Monday, 8 September 2014

Indian Navy and the Cursed P-75I


Seven years and this project has not got even started and now the Navy has accepted that all six submarines will be built in India instead of the earlier plan of importing the first two.

Since 2007 Defense Ministry and Finance Ministry have been playing a game of hide and seek for the Navies project P-75I.  Even at the cost of our maritime security which is at its lowest ebb ever with India being down to just 13 ageing diesel-electric submarines, with only half of them operational at present.

Under this project navy wanted 6 submarines with land attack capability and air-independent propulsion. 2 of which were to be imported and 4 were to be built in-house in joint venture with the foreign vendor and Indian Shipyard. Even the shipyards were identified and ready. According to the original plan three were to be constructed at Mazagon Docks (Mumbai) and one at Hindustan Shipyard (Visakhapatnam) with technology transfer from the foreign company eventually selected.

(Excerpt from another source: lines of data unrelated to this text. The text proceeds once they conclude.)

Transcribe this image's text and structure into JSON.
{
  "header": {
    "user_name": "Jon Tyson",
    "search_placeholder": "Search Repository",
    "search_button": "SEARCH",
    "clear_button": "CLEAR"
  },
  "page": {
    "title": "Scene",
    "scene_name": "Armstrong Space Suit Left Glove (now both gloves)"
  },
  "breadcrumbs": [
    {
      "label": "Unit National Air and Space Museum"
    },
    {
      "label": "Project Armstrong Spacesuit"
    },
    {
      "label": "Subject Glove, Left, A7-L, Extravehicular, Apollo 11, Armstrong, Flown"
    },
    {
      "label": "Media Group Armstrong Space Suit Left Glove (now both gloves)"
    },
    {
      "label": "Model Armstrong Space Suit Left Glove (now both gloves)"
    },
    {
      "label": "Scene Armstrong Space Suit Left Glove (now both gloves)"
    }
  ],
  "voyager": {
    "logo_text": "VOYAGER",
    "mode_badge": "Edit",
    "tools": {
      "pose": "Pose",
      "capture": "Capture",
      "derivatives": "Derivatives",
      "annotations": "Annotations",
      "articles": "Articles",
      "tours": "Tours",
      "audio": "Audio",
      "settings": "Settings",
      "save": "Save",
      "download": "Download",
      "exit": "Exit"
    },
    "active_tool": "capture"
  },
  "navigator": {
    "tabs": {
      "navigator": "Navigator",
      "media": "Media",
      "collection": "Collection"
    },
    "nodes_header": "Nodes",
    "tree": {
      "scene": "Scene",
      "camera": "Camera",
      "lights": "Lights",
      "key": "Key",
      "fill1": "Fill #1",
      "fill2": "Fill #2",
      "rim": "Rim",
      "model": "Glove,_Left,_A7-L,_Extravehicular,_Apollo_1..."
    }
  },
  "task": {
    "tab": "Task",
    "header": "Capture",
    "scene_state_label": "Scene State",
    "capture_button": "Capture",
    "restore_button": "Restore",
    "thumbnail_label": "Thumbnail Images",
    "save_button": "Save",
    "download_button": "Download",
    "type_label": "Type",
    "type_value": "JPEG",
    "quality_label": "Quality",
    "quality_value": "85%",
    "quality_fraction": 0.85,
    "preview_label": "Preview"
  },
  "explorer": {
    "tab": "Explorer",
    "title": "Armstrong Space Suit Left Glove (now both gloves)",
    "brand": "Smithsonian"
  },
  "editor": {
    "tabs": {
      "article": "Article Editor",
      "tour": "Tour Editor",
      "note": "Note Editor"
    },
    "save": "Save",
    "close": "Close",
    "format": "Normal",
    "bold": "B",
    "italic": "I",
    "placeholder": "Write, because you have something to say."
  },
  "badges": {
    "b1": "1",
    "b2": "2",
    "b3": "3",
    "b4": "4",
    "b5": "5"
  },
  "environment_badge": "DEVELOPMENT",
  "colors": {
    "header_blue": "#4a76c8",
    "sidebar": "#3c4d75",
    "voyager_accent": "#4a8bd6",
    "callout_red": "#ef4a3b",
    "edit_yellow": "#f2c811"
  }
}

The Scorpene project is already 4 years late and the first sub will role out may be in 2016.

In desperation the Indian navy has given into the demand of the Government to allow all the submarines to be built in India rather than importing the first two.

Even if the RFP is issued this year it will take another 3 years for the contract and another 7-8 yeas for the first submarine to be anywhere near operational.

Just compare this to the original plan. According to the envisaged plan, 12 new submarines were to be inducted to the navy by 2012, and was to be supplemented with 12 more submarines by 2030.

Another plan was:

The supersonic Brahmos will also be a principal missile to equip the six Indian Navy Project 75I submarines, for which the Indians are considering the Russian Amur class sub. Another sub being considered is the German Class-214. Plans to install the missile in the fifth and sixth Scorpene class submarines were cancelled after the Indian Navy decided to equip these subs with air independent propulsion (AIP), thus extending the submarine to its maximum length.

All these plans are now sound like castle in the air to me without any dose of realism.


So in order to have enough submarines to defend India’s maritime borders the Indian Navy can opt for 18 Scorpene Submarines, Why?
As mentioned earlier the RFP and production is going to take atleast 11 years, by which time our navies operational capabilities will become next to nothing.
Even if P75I selection is done by 2018 the first submarine will role out only by 2026 atleast and by that time Indian Navy will be left with just 6 Scorpenes. The 8 of the 13 subs India currently operate are on their last legs and by the time P-75I matures it will be all over for many of them.